The bodies of the two soldiers were found in the Sarsang reservoir in northern Nagorno-Karabakh in January 2004. Three of their comrades were subsequently arrested and charged with the killings. Ignoring their strong protestations of innocence, a court in Stepanakert sentenced Razmik Sargsian, Musa Serobian, and Arayik Zalian to 15 years in prison in 2005. An Armenian appeals court extended the extremely controversial sentence to life imprisonment in May last year, a move condemned by local and international human rights groups.
The higher Court of Cassation unexpectedly overturned the ruling last December, releasing the suspects and ordering a fresh criminal inquiry. Armenia’s highest body of criminal justice said military prosecutors failed to substantiate their accusations and committed serious violations of due process.
The case against the three young men was essentially based on an April 2004 “confession” made by one of them, Razmik Sargsian. The latter retracted the testimony shortly afterwards, saying that it was extracted by force. The two other soldiers also claim to have been badly ill-treated in custody. The Court of Cassation faulted the lower courts for refusing to investigate the torture claims.
Despite repeated demands by defense lawyers, none of the law-enforcement officers involved in the probe has been placed under investigation. Instead, military prosecutors again questioned Sargsian, Serobian and Zalian last month, refusing to drop the charges leveled against them.
The suspects’ parents, joined by human rights activists and the mother of one of the murdered soldiers, angrily protested against this fact outside the prosecutors’ headquarters in Yerevan. They were particularly furious with Deputy Prosecutor-General Gagik Jahangirian, who oversaw the inquiry in his previous capacity as Armenia’s chief military prosecutor. Sargsian claims that Jahangirian personally beat him in his office.
“Jahangirian criminal!” chanted the small crowd. “The real culprits remain at large because of Jahangirian,” said Serobian’s mother Marine. “We want all those people who have ruined the health of our children to be brought to justice,” she added. “What have the boys suffered for during almost three years?”
Sargsian, who went on a prolonged hunger strike in late 2005, is said to be in particularly poor health.
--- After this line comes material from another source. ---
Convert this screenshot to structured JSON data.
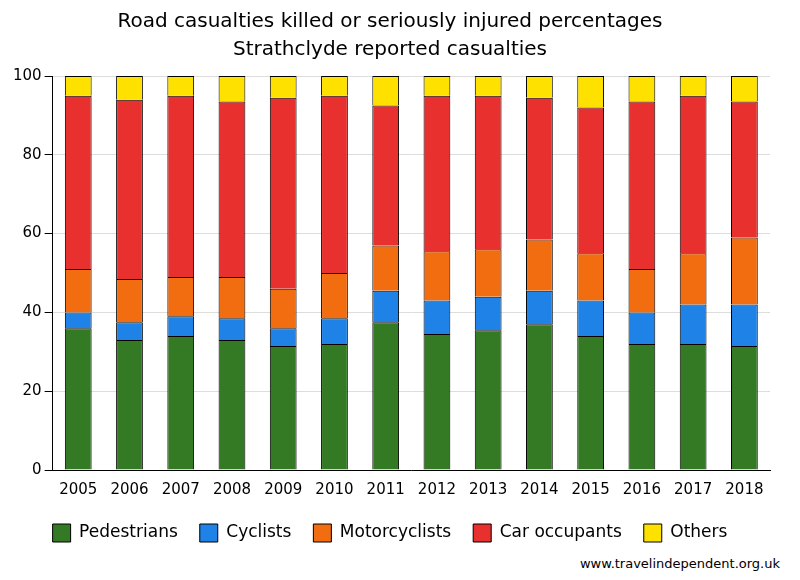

According to his mother, he suffers from tuberculosis and has a brain tumor. “They’ve made my son sick,” Julietta Sargsian told RFE/RL. “We call an ambulance every week.”
Speaking to RFE/RL on February 28, a spokeswoman for the Office of the Prosecutor-General said the already demobilized soldiers might again be put on trial on the same charges. Sona Truzian emphasized the fact that they were not formally acquitted by the Court of Cassation and technically remain the sole suspects in the case.